Oliver se précipita à ses côtés. Il avait déjà ôté son propre haut pour en déchirer des bandes de tissus avec les dents.

— Grésil… siffla Nolan.

— T’inquiète pas pour lui, trancha l’Anglais. Une fois dehors, ses parents le guériront. Je m’en occuperai.

Oliver n’avait pas encore appliqué son bandage de fortune qu’un couinement artificiel s'éleva dans le camion. Un gyrophare s’était activé tout comme une lumière sur le poignet de A : l’écran d’une montre clignotant, l'icône d’un cœur suivit d’un 0 affichés en rouge vif. Dans le raffut s’ouvrirent avec surprise les pans latéraux de la remorque. Le vent de l’Atlantique s’engouffra aussitôt qu’il emporta les espoirs de garder A hors d’atteinte de l'exterieur.

— Ce bâtard avait tout prévu ! vociféra Oliver. Lève-toi, il faut partir ! Vite !

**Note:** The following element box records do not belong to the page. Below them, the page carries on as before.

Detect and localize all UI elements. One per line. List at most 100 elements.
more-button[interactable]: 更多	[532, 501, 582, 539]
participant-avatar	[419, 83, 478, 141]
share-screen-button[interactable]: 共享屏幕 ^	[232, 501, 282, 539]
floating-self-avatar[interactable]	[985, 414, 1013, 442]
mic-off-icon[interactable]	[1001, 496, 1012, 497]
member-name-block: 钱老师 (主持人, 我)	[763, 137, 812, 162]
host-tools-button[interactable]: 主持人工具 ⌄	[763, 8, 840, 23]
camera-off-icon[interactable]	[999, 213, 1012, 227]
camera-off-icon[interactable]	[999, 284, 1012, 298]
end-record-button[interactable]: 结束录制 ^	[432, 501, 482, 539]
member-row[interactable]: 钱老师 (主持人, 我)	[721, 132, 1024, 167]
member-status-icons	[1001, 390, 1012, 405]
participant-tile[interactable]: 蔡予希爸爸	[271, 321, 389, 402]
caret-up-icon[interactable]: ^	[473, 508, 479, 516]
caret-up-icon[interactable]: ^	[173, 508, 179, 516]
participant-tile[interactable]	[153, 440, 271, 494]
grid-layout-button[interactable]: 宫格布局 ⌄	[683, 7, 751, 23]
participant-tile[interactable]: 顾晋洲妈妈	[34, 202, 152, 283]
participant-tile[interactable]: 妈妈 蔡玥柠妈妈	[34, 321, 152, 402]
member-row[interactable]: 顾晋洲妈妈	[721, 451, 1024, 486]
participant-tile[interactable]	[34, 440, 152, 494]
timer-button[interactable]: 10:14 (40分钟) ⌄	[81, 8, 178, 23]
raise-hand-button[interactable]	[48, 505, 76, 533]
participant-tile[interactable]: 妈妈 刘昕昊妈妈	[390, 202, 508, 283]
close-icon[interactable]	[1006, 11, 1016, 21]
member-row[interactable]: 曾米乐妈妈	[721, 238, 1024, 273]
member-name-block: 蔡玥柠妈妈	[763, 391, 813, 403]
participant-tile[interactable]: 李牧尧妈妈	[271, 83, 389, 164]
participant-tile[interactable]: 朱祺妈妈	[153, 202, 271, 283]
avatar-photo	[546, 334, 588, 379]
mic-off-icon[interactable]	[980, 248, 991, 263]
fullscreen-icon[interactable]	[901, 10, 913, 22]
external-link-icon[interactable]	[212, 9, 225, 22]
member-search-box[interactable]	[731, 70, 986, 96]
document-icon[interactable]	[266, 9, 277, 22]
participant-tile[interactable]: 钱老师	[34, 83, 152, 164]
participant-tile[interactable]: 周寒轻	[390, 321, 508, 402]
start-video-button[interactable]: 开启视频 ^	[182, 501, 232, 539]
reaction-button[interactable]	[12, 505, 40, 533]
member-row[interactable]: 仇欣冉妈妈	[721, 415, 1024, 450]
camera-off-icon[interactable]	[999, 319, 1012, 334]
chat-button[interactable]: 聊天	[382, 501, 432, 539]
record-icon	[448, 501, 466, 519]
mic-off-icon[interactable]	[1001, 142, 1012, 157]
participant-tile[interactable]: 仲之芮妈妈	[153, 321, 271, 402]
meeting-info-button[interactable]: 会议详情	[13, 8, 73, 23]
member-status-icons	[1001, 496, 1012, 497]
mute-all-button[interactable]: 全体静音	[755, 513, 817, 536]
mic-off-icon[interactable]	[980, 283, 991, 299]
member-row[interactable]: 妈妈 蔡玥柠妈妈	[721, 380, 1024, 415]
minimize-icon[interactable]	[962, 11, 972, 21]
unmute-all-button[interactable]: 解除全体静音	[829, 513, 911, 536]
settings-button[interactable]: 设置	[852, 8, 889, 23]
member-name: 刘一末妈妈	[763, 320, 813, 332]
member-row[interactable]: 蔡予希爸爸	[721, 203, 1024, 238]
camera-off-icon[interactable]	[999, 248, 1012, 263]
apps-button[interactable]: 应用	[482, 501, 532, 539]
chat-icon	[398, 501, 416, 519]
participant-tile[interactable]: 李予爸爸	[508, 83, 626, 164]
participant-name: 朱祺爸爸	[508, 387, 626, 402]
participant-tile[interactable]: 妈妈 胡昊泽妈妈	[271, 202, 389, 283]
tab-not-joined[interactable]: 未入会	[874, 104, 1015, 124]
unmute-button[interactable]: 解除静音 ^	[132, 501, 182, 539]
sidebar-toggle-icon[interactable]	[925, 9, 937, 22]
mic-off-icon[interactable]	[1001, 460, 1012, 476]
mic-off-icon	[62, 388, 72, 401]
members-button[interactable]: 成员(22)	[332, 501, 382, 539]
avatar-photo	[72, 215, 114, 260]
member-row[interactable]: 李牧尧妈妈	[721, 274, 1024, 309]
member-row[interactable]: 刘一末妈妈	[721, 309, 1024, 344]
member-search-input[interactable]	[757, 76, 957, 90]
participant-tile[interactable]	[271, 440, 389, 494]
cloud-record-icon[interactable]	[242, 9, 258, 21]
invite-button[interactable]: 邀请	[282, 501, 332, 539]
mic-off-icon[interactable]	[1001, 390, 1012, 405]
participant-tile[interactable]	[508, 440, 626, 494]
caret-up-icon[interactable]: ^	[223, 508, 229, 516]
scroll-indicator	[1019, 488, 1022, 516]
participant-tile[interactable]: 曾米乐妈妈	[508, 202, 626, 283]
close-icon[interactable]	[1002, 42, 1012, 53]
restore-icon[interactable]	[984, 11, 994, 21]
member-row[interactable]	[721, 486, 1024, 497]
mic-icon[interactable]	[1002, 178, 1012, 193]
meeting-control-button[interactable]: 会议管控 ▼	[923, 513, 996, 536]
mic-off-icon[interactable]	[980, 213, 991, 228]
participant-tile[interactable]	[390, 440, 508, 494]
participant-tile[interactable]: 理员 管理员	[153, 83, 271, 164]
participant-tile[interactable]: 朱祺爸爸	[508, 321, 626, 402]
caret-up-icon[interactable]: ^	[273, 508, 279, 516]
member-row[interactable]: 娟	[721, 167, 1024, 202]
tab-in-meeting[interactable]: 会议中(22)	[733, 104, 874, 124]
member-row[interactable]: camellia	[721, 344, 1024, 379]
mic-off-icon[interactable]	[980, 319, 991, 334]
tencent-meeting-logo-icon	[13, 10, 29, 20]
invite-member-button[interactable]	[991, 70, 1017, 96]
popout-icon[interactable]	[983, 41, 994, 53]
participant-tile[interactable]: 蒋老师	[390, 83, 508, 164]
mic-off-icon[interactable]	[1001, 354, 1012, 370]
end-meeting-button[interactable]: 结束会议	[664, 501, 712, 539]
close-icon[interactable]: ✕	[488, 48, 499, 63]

Nolan s’écrasa sur lui-même, l’esprit si flottant qu’il cru passer à travers le sol. Oliver le rattrapa avant qu’il ne plonge tout entier dans le lac de son propre sang. Il tenta de hisser le corps meurtri du jeune homme sur ses épaules, l’échine parcourue de sueurs froides. Il sentait cette chair de poule malheureusement familière se répandre jusqu’au bout de ses orteils. Ce frisson, il l’avait eu quelques secondes avant que l’Erebus ne disparaisse.

L’Anglais sauta du camion tandis que ses oreilles se mirent à bourdonner.

— Lève-toi ! Allez ! hurla-t-il en agrippant l’autre pour le traîner.

La dernière image d’Oliver que vit Nolan était celle d’une expression horrifiée qui habillait son visage. Quand le jeune homme ferma les yeux, un éclat de lumière le frappa au point de se demander s’il avait effectivement clos les paupières. Le froid qui le mordait s’estompa au profit d’une chaleur apaisante. Nolan supposa qu’il s’était endormi devant la cheminée familiale, et que les flammes, à la fois douces et puissantes, l’enveloppaient d’un voile bienfaiteur.

Le temps était venu de se reposer.

Assis tout près de lui dans cette étendue étincelante, Grésil le regardait profiter d’un sommeil paisible. Le garçon ne le quitta des yeux que lorsqu’il sentit la présence de l’homme-de-dos à ses côtés. Il lança à ses parents un œil inquiet.

— Il ne pourra y en avoir qu’un, assura la voix désincarnée.

Les prunelles de Grésil projetaient par nuées des éclairs d’imploration. S’il n’avait pas eu à faire beaucoup de choix durant son existence, il détestait avoir à s’y confronter. Il hocha la tête, puis revint poser le regard sur l’endormi.